The idea is that the proletariat workers are completely under the control of their employers. According to free market theory, you have an absolute right to dispose and control your property as you see fit. Therefore, the owners have complete control over the work place. They decide what/how/when things are going to be done with their property. The workers, if they wish to be payed, must do as they are told. The workers are free as soon as they leave work, but to earn a wage, and therefore survive, they must sell themselves into slavery everyday.

Not all workers are alienated. Professionals such as doctors, lawyers, and fortune tellers usually have autonomy. They still must work for a living, but they don't have to do it on the terms of an evil, controlling capitalist.

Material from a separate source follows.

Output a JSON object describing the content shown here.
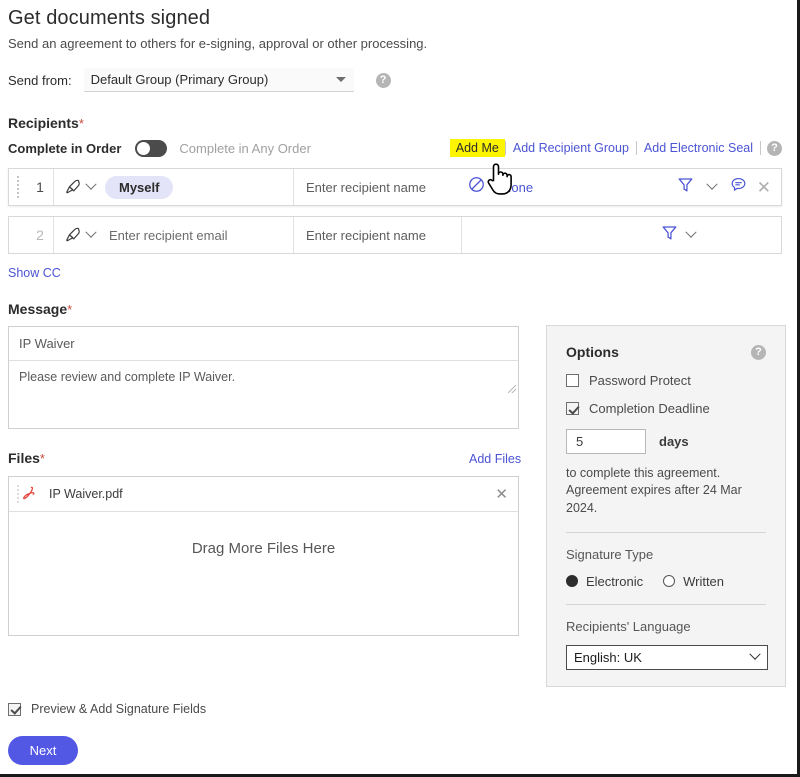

Marx called a person who had to work in an environment which was owned completely by another a Wage Slave, alienated from his job, and believed that this was immoral.

Alienated labor also has a great deal to do, at least in the modern interpretation, with the specific working conditions of industrialization and especially the assembly line system. Prior to industrialization, an artisan oversees every aspect of the creation of their product. They plan the design, gather the materials, do every stage of the work, and then sell the product, most likely to somebody they know, or keep it for their own use. In any case, they can point to the pot they threw or the clothing they made, and say, "I created this." In effect, their work becomes a mode of self-expression.

In contrast to this (no doubt slightly romanticized) picture stands the modern assembly-line worker who spends all day working a drill press in one place, or tightening the same rivet on each unit which passes by. They are alienated from their labor, not just because they have no financial control over their circumstances, but because their work has been reduced to a form of near-mindless rote repetiton.

The modern service economy, arguably, takes this a step further, as a low-level worker in the service industries, say a counter clerk or a first-line tech-support worker or a telemarketer, not only has no control over their circumstances, and is compelled to hold to a rigidly defined routine, but is producing no product at all.